Under the diversity jurisdiction statute, 28 U.S.C. § 1332, "the district courts shall have original jurisdiction of all civil actions where the matter in controversy exceeds the sum or value of $75,000, exclusive of interest and costs, and is between citizens of different States...." When diversity of citizenship provides the grounds for federal jurisdiction, "the pleadings should affirmatively disclose that such diversity exists." Osthaus v. Button, 70 F.2d 392, 392 (3d Cir. 1934). Complete diversity must exist between the adverse parties in the action; that is, the citizenship of each plaintiff must be diverse from that of each defendant. See Owen Equipment & Erection Co. v. Kroger, 437 U.S. 365 (1978), 373--74 (1978).

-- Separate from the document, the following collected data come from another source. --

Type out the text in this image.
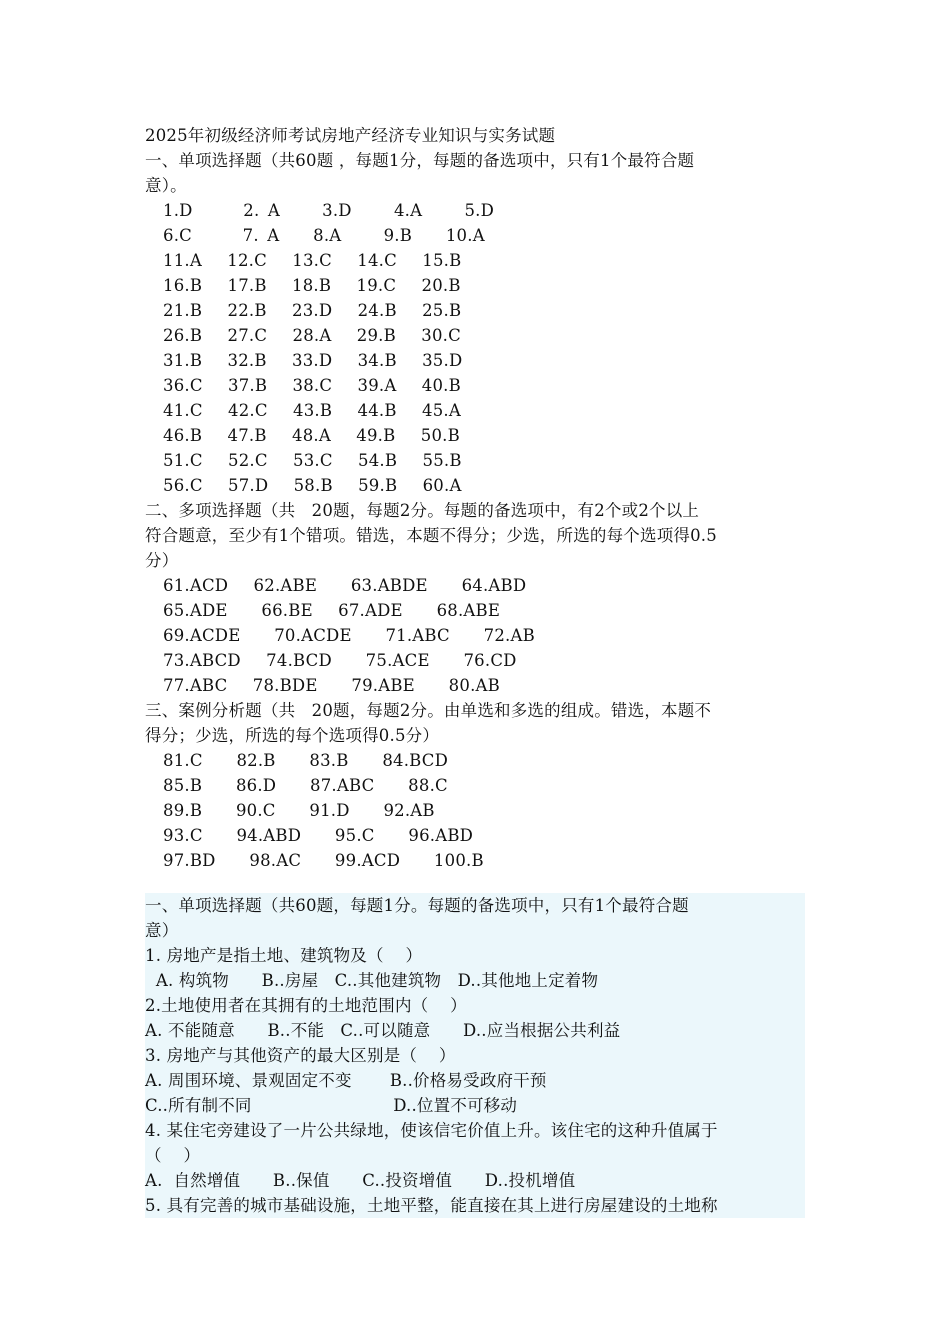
2025年初级经济师考试房地产经济专业知识与实务试题
一、单项选择题（共60题 ，每题1分，每题的备选项中，只有1个最符合题
意）。
1.D      2. A     3.D     4.A     5.D
6.C      7. A    8.A     9.B    10.A
11.A   12.C   13.C   14.C   15.B
16.B   17.B   18.B   19.C   20.B
21.B   22.B   23.D   24.B   25.B
26.B   27.C   28.A   29.B   30.C
31.B   32.B   33.D   34.B   35.D
36.C   37.B   38.C   39.A   40.B
41.C   42.C   43.B   44.B   45.A
46.B   47.B   48.A   49.B   50.B
51.C   52.C   53.C   54.B   55.B
56.C   57.D   58.B   59.B   60.A
二、多项选择题（共   20题，每题2分。每题的备选项中，有2个或2个以上
符合题意，至少有1个错项。错选，本题不得分；少选，所选的每个选项得0.5
分）
61.ACD   62.ABE    63.ABDE    64.ABD
65.ADE    66.BE   67.ADE    68.ABE
69.ACDE    70.ACDE    71.ABC    72.AB
73.ABCD   74.BCD    75.ACE    76.CD
77.ABC   78.BDE    79.ABE    80.AB
三、案例分析题（共   20题，每题2分。由单选和多选的组成。错选，本题不
得分；少选，所选的每个选项得0.5分）
81.C    82.B    83.B    84.BCD
85.B    86.D    87.ABC    88.C
89.B    90.C    91.D    92.AB
93.C    94.ABD    95.C    96.ABD
97.BD    98.AC    99.ACD    100.B
一、单项选择题（共60题，每题1分。每题的备选项中，只有1个最符合题
意）
1. 房地产是指土地、建筑物及（    ）
A. 构筑物      B..房屋   C..其他建筑物   D..其他地上定着物
2.土地使用者在其拥有的土地范围内（    ）
A. 不能随意      B..不能   C..可以随意      D..应当根据公共利益
3. 房地产与其他资产的最大区别是（    ）
A. 周围环境、景观固定不变       B..价格易受政府干预
C..所有制不同                          D..位置不可移动
4. 某住宅旁建设了一片公共绿地，使该信宅价值上升。该住宅的这种升值属于
（    ）
A.  自然增值      B..保值      C..投资增值      D..投机增值
5. 具有完善的城市基础设施，土地平整，能直接在其上进行房屋建设的土地称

For purposes of diversity jurisdiction, a natural person is deemed to be a citizen of the state where he is domiciled. Swiger v. Allegheny Energy, Inc., 540 F.3d 179 182 (3d Cir. 2008) (citing Gilbert v. David, 235 U.S. 561, 569 (1915)). To be domiciled in a state a person must reside there and intend to remain indefinitely. Krasnov v. Dinan, 465 F.2d 1298, 1300--01 (3d Cir. 1972). A person may have only one domicile, and thus may be a citizen of only one state for diversity jurisdiction purposes. See Williamson v. Osenton, 232 U.S. 619 (1914). In contrast, corporations may have more than one state of citizenship: "a corporation shall be deemed to be a citizen of any State by which it has been incorporated and of the State where it has its principal place of business." 28 U.S.C. § 1332(c)(1).

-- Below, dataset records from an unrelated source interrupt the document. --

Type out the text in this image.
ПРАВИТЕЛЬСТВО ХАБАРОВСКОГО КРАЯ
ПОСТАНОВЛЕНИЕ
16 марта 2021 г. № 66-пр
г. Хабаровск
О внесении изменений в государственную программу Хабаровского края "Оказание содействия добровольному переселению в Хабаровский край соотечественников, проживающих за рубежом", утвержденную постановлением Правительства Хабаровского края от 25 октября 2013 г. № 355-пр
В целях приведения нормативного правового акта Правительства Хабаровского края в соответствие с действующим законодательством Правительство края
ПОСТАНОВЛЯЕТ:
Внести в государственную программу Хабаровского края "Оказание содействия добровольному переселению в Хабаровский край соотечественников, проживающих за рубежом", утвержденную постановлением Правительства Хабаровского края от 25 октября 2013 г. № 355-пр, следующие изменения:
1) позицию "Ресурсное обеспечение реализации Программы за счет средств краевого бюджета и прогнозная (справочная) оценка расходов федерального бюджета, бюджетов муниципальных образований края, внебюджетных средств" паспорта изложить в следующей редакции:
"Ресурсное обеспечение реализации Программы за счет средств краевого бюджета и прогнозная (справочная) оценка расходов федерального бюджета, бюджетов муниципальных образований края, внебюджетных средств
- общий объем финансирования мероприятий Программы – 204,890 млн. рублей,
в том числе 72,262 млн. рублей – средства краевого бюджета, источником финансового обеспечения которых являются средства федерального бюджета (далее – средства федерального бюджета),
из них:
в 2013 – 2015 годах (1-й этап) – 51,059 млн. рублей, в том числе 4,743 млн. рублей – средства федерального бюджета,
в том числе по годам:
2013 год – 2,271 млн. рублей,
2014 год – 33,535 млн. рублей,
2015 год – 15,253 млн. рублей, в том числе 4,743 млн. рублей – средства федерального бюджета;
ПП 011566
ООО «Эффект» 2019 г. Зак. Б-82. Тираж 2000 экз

Federal courts have an obligation to address issues of subject matter jurisdiction sua sponte. Meritcare Inc. v. St. Paul Mercury Ins. Co., 166 F.3d 214, 217 (3d Cir. 1999).

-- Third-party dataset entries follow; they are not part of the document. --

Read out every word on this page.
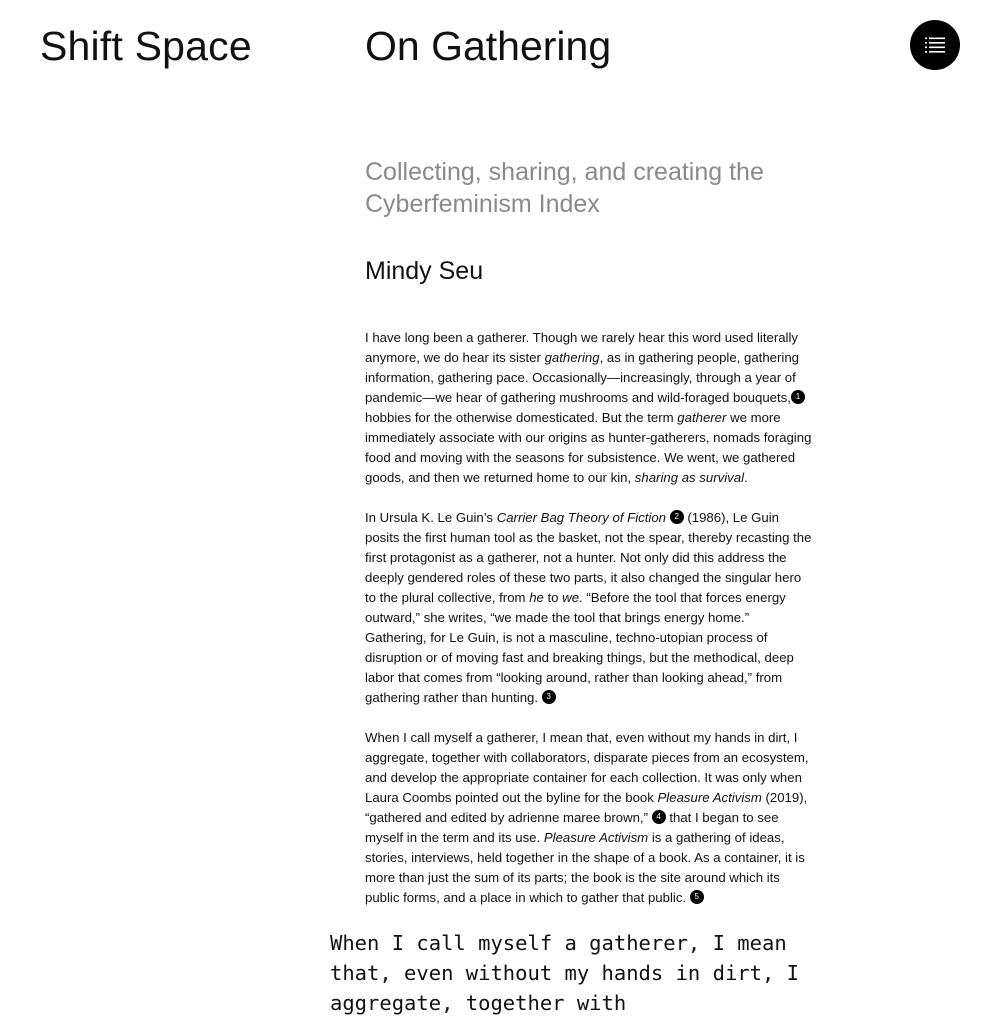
Shift Space	On Gathering
Collecting, sharing, and creating the Cyberfeminism Index
Mindy Seu

I have long been a gatherer. Though we rarely hear this word used literally anymore, we do hear its sister gathering, as in gathering people, gathering information, gathering pace. Occasionally—increasingly, through a year of pandemic—we hear of gathering mushrooms and wild-foraged bouquets, 1 hobbies for the otherwise domesticated. But the term gatherer we more immediately associate with our origins as hunter-gatherers, nomads foraging food and moving with the seasons for subsistence. We went, we gathered goods, and then we returned home to our kin, sharing as survival.

In Ursula K. Le Guin’s Carrier Bag Theory of Fiction 2 (1986), Le Guin posits the first human tool as the basket, not the spear, thereby recasting the first protagonist as a gatherer, not a hunter. Not only did this address the deeply gendered roles of these two parts, it also changed the singular hero to the plural collective, from he to we. “Before the tool that forces energy outward,” she writes, “we made the tool that brings energy home.” Gathering, for Le Guin, is not a masculine, techno-utopian process of disruption or of moving fast and breaking things, but the methodical, deep labor that comes from “looking around, rather than looking ahead,” from gathering rather than hunting. 3

When I call myself a gatherer, I mean that, even without my hands in dirt, I aggregate, together with collaborators, disparate pieces from an ecosystem, and develop the appropriate container for each collection. It was only when Laura Coombs pointed out the byline for the book Pleasure Activism (2019), “gathered and edited by adrienne maree brown,” 4 that I began to see myself in the term and its use. Pleasure Activism is a gathering of ideas, stories, interviews, held together in the shape of a book. As a container, it is more than just the sum of its parts; the book is the site around which its public forms, and a place in which to gather that public. 5

When I call myself a gatherer, I mean that, even without my hands in dirt, I aggregate, together with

Here, the complaint fails to properly plead the existence of subject matter jurisdiction.
The complaint fails to adequately allege diversity of citizenship. See S. Freedman & Co., Inc. v. Raab, 180 Fed. App'x 316, 320 (3d Cir. 2006) (quoting Joiner v. Diamond M Drilling Co., 677 F.2d 1035, 1039 (5th Cir. 1982) ("In order to adequately establish diversity jurisdiction, a complaint must set forth with specificity a corporate party's state of incorporation and its principal place of business.")). Here, the plaintiff fails to allege the citizenship of a single party. The Court is informed of the states in which the plaintiffs and two of the defendants "reside." Residence is not the same as domicile and does not establish citizenship for diversity purposes. See Krasnov v. Dinan, 465 F.2d 1298, 1300 (3d Cir. 1972) ("Where one lives is prima facie evidence of domicile, but mere residency in a state is insufficient for purposes of diversity.") (internal citations omitted). Likewise, the complaint fails to inform the Court of all the states by which the defendant Hawkeye Logistics, Inc. is incorporated.
As it currently stands, the complaint fails to show the existence of subject matter jurisdiction. The plaintiff is directed to file an amended complaint within twenty-one (21) days sufficiently alleging jurisdiction. The plaintiff is further advised that failure to respond in the manner explained above will result in the dismissal of his complaint. An appropriate order follows.
NOW, this 19th day of October, 2010, IT IS HEREBY ORDERED:
1) Within twenty-one (21) days of the date of this Order, Plaintiff may file an amended complaint.
2) Plaintiff's failure to file an amended complaint will result in dismissal of this action.